Researchers have determined that the Windows desktop client is automatically launched during login through the Windows Startup folder and listens locally at 127.0.0.1:11434.
After checking for updates from the /api/update endpoint periodically, the pending installers are executed the next time the application is started.
It is characterized by a combination of a missing signature verification flaw - CVE-2026-42288 - and a path traversal vulnerability - CVE-2026-42249 - both of which have been assigned CVSS scores of 7.7.
According to researchers, the installer signatures are not validated before execution and staging paths are constructed directly from HTTP response headers without proper sanitization, enabling malicious files to be written to locations controlled by the attacker.
The flaws may allow arbitrary executables to be silently deployed and executed during system login in scenarios in which an adversary could manipulate update responses, including redirecting the OLLAMA_UPDATE_URL configuration to a controlled HTTP server, while automatic updates remain enabled by default.
The signature verification issue alone may allow temporary code to be executed from the staging directory, but when combined with a path traversal weakness, persistence can be achieved by writing payloads outside the expected update path, preventing subsequent legitimate updates from overwriting them.

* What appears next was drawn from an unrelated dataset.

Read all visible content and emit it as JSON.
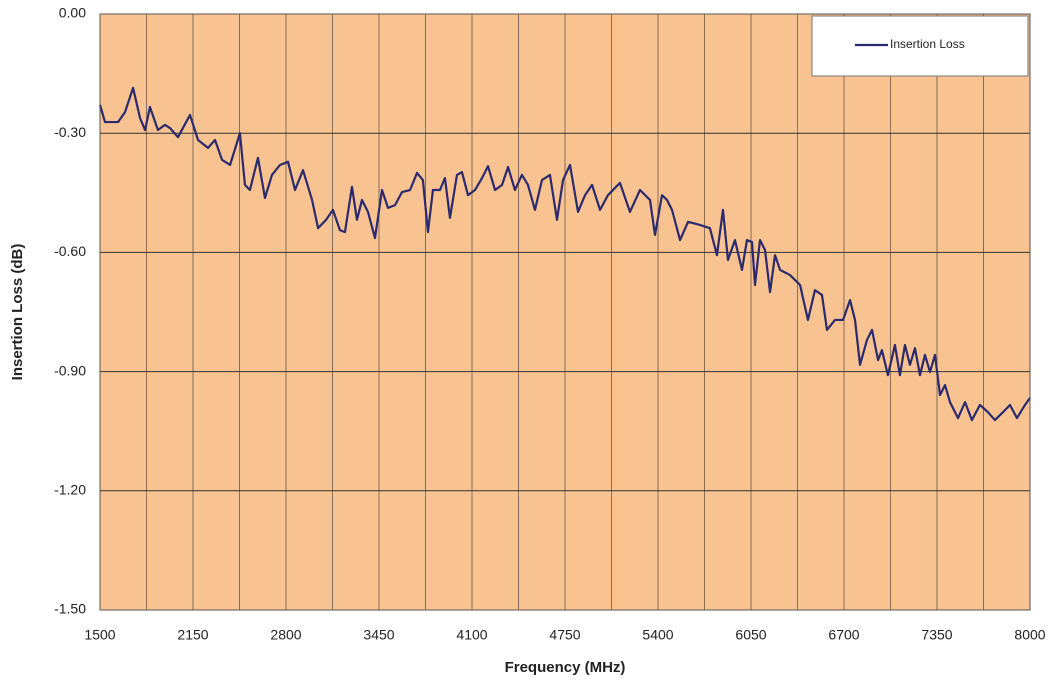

Ollama for Windows versions 0.12.10 through 0.17.5 are affected by this vulnerability and should be disabled automatically by Microsoft. Users are advised to remove Ollama shortcuts from the Windows Startup directory until patches can be made available.
A broader security challenge is emerging across the rapidly evolving artificial intelligence ecosystem, which is being increasingly challenged by convenience-driven deployment models colliding with enterprise-grade security expectations as Ollama vulnerabilities develop in scope.
In response to organizations' increasing adoption of self-hosted large language model infrastructure for the purposes of retaining greater control over sensitive data and inference workloads, researchers warn that insufficient hardening, exposed interfaces, and insecure update mechanisms can result in locally deployed AI environments becoming high-value attack targets.
As a result of memory disclosure flaws, unauthenticated attack paths, and weaknesses within update workflows, AI infrastructure is becoming increasingly attractive to malicious actors looking to gain access to proprietary models, credentials, and operational intelligence, both opportunistic and sophisticated.
Several security experts maintain that artificial intelligence platforms cannot be considered experimental development tools operating outside the traditional security governance framework, but rather need to be integrated into the same rigorous vulnerability management, network segmentation, monitoring, and software lifecycle practices that are used for critical enterprise systems.